Handling your estate
Having a will is really important. A will outlines exactly what happens to your money and your possessions after you die. When you think of a will, though, you probably think of a thick stack of papers read by a lawyer. Or, if you’re thinking of a high-tech will, you might picture a VHS tape for a video will of dubious legality.
Why would you need a will? Take life insurance as an example: you pay for a policy, and if you die during the term then that money (the death benefit) goes to the person you named as your beneficiary on the policy. Barring any peculiar scenarios – like you left the money to a minor or your beneficiary dies before you do or you accidentally put your secret lover’s name on the policy – it’s pretty straightforward who the money goes to.

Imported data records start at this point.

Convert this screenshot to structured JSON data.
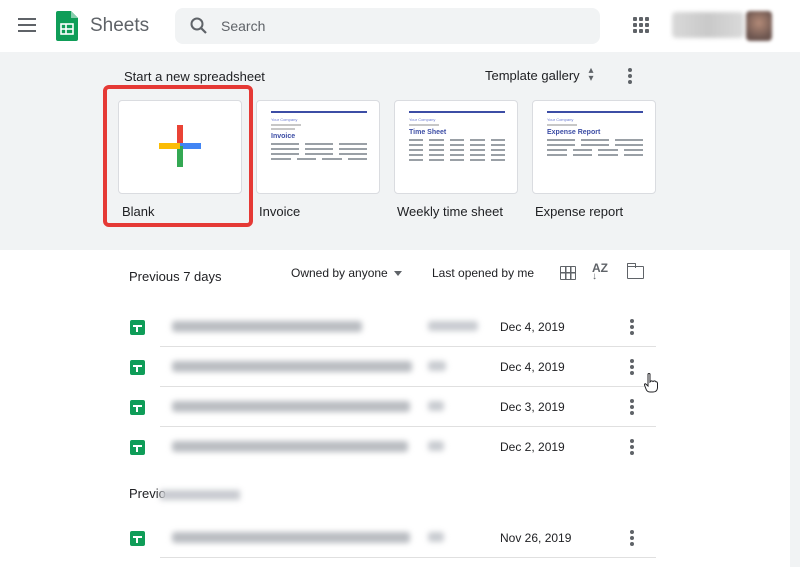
{
  "header": {
    "app_title": "Sheets",
    "search_placeholder": "Search"
  },
  "templates": {
    "section_title": "Start a new spreadsheet",
    "gallery_label": "Template gallery",
    "items": [
      {
        "label": "Blank"
      },
      {
        "label": "Invoice",
        "preview_company": "Your Company",
        "preview_heading": "Invoice"
      },
      {
        "label": "Weekly time sheet",
        "preview_company": "Your Company",
        "preview_heading": "Time Sheet"
      },
      {
        "label": "Expense report",
        "preview_company": "Your Company",
        "preview_heading": "Expense Report"
      }
    ]
  },
  "files": {
    "section_title": "Previous 7 days",
    "owner_filter": "Owned by anyone",
    "sort_label": "Last opened by me",
    "rows": [
      {
        "date": "Dec 4, 2019"
      },
      {
        "date": "Dec 4, 2019"
      },
      {
        "date": "Dec 3, 2019"
      },
      {
        "date": "Dec 2, 2019"
      }
    ],
    "section2_title_visible": "Previo",
    "rows2": [
      {
        "date": "Nov 26, 2019"
      }
    ]
  },
  "colors": {
    "accent_green": "#0f9d58",
    "highlight_red": "#e53935",
    "band_background": "#f1f3f4"
  },
  "icons": [
    "menu-icon",
    "sheets-logo",
    "search-icon",
    "apps-icon",
    "more-vert-icon",
    "grid-view-icon",
    "sort-az-icon",
    "folder-icon",
    "spreadsheet-icon"
  ]
}
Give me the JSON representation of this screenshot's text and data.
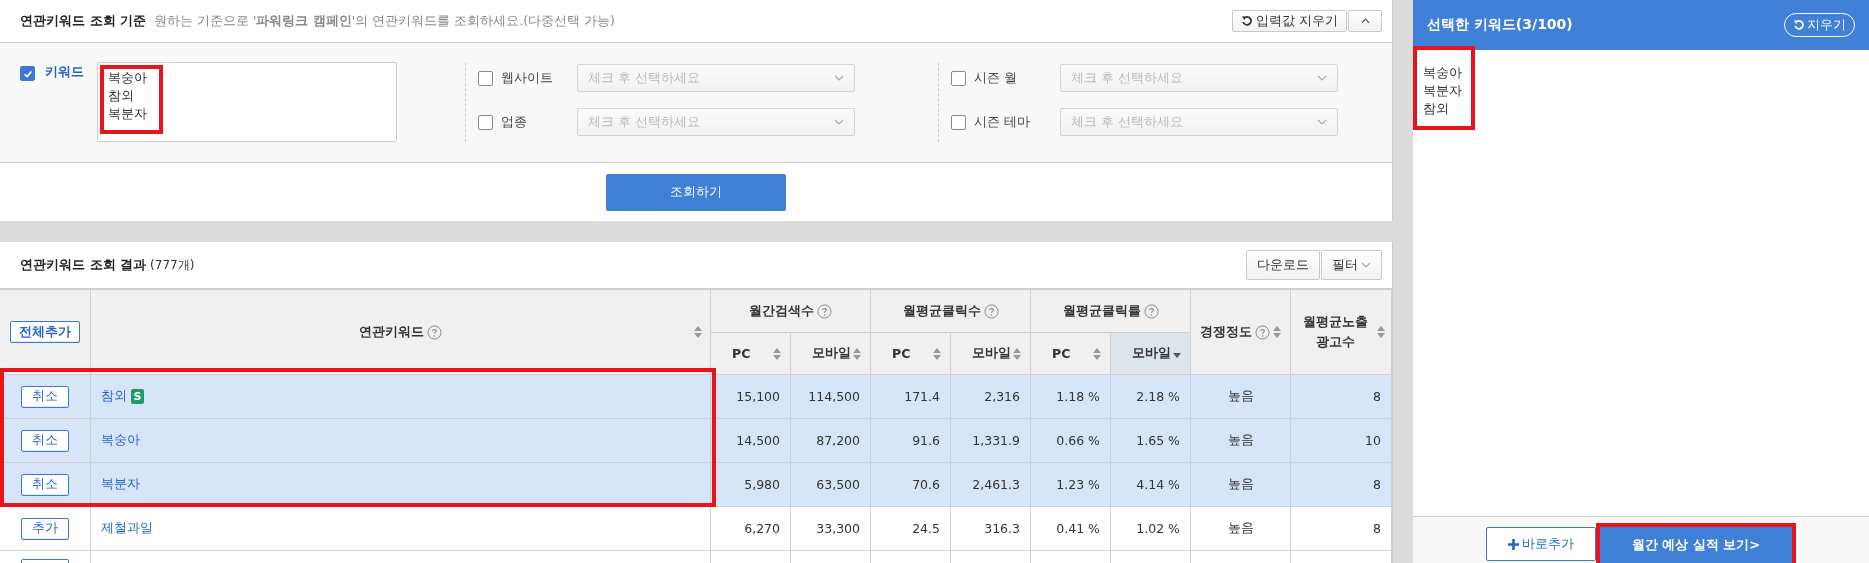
{
  "criteria": {
    "title": "연관키워드 조회 기준",
    "description": "원하는 기준으로 '**파워링크 캠페인**'의 연관키워드를 조회하세요.(다중선택 가능)",
    "reset_button": "입력값 지우기",
    "keyword_filter": {
      "label": "키워드",
      "checked": true,
      "value": "복숭아\n참외\n복분자"
    },
    "filters": [
      {
        "label": "웹사이트",
        "checked": false,
        "placeholder": "체크 후 선택하세요"
      },
      {
        "label": "업종",
        "checked": false,
        "placeholder": "체크 후 선택하세요"
      },
      {
        "label": "시즌 월",
        "checked": false,
        "placeholder": "체크 후 선택하세요"
      },
      {
        "label": "시즌 테마",
        "checked": false,
        "placeholder": "체크 후 선택하세요"
      }
    ],
    "search_button": "조회하기"
  },
  "results": {
    "title": "연관키워드 조회 결과",
    "count": "(777개)",
    "download_button": "다운로드",
    "filter_button": "필터",
    "add_all_button": "전체추가",
    "keyword_header": "연관키워드",
    "groups": [
      {
        "label": "월간검색수",
        "subs": [
          {
            "label": "PC",
            "sorted": false
          },
          {
            "label": "모바일",
            "sorted": false
          }
        ]
      },
      {
        "label": "월평균클릭수",
        "subs": [
          {
            "label": "PC",
            "sorted": false
          },
          {
            "label": "모바일",
            "sorted": false
          }
        ]
      },
      {
        "label": "월평균클릭률",
        "subs": [
          {
            "label": "PC",
            "sorted": false
          },
          {
            "label": "모바일",
            "sorted": true
          }
        ]
      }
    ],
    "competition_header": "경쟁정도",
    "ads_header": "월평균노출 광고수",
    "rows": [
      {
        "action": "취소",
        "keyword": "참외",
        "badge": "S",
        "selected": true,
        "cells": [
          "15,100",
          "114,500",
          "171.4",
          "2,316",
          "1.18 %",
          "2.18 %",
          "높음",
          "8"
        ]
      },
      {
        "action": "취소",
        "keyword": "복숭아",
        "selected": true,
        "cells": [
          "14,500",
          "87,200",
          "91.6",
          "1,331.9",
          "0.66 %",
          "1.65 %",
          "높음",
          "10"
        ]
      },
      {
        "action": "취소",
        "keyword": "복분자",
        "selected": true,
        "cells": [
          "5,980",
          "63,500",
          "70.6",
          "2,461.3",
          "1.23 %",
          "4.14 %",
          "높음",
          "8"
        ]
      },
      {
        "action": "추가",
        "keyword": "제철과일",
        "selected": false,
        "cells": [
          "6,270",
          "33,300",
          "24.5",
          "316.3",
          "0.41 %",
          "1.02 %",
          "높음",
          "8"
        ]
      }
    ]
  },
  "selected_panel": {
    "title": "선택한 키워드(3/100)",
    "reset_button": "지우기",
    "value": "복숭아\n복분자\n참외",
    "add_button": "바로추가",
    "forecast_button": "월간 예상 실적 보기>"
  }
}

But what if you do have one of those strange events? Or what if we’re not even talking about your life insurance death benefit? What if it’s a different sum of money, or your house, or your family’s prized jewels?
A will makes it much easier to avoid any ambiguity as far as who gets what when you’re gone, and there’s good news: writing your will online is pretty simple these days. We’re big fans of Willing. It’s easy to use, you don’t have to go see an expensive lawyer, and it’s legally binding.

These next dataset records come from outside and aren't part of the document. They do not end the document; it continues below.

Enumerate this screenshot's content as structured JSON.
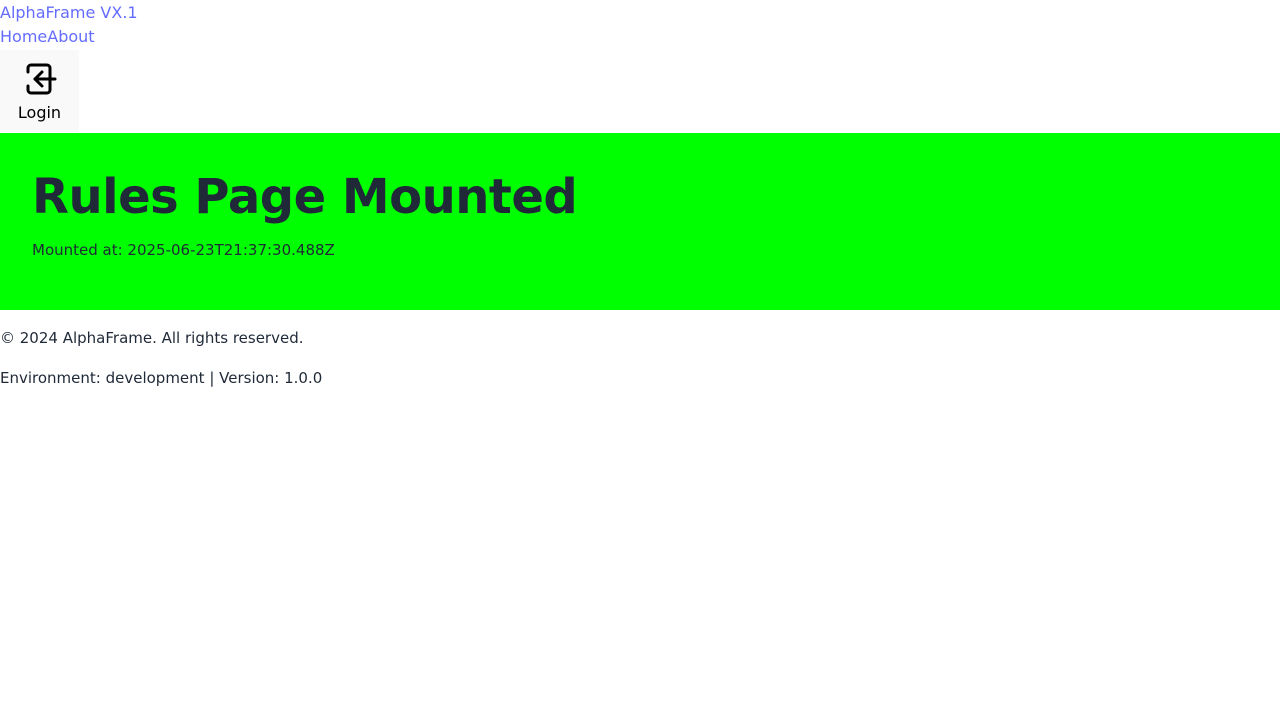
{
  "header": {
    "brand": "AlphaFrame VX.1",
    "nav": {
      "home": "Home",
      "about": "About"
    },
    "login_label": "Login",
    "login_icon": "login-arrow-icon"
  },
  "banner": {
    "title": "Rules Page Mounted",
    "mounted_at": "Mounted at: 2025-06-23T21:37:30.488Z",
    "background_color": "#00ff00"
  },
  "footer": {
    "copyright": "© 2024 AlphaFrame. All rights reserved.",
    "environment": "Environment: development | Version: 1.0.0"
  },
  "colors": {
    "link": "#646cff",
    "text": "#1f2937",
    "login_bg": "#f9f9f9"
  }
}
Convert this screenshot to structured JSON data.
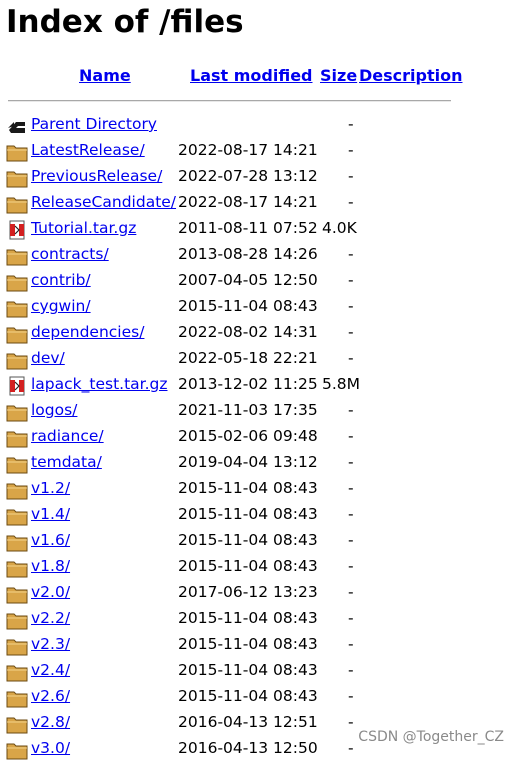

Willing has a slick interface that’s as easy as using any app on your phone. Creating a will can seem difficult, but with Willing’s clean design and clear direction, you’ll know each step is and what exactly you’re delegating and to whom. No accidentally leaving grandma’s secret family recipe to your jerk cousin! After you go through all of the steps, print it out and get it signed by a witness and notarized. That’s all there is to it.
Having a will is like having life insurance – the sooner you get it done the better, because the last thing you want is an unfortunate event leaving your family scrambling to find out how to handle your money and possessions. Luckily, much like insurance, getting your will online has never been easier.
So there it is! Go from planning where your money will go to having the sendoff of a lifetime, all from behind a keyboard. We know death can be a little uncomfortable to talk about, which is why we had a little fun with this, but getting things in order before you die is actually pretty important. Your loved ones will be grieving, so the more things you can plan ahead, the better. Having a will and a plan in place will help ensure that your family can celebrate your life in a way that they – and you – want.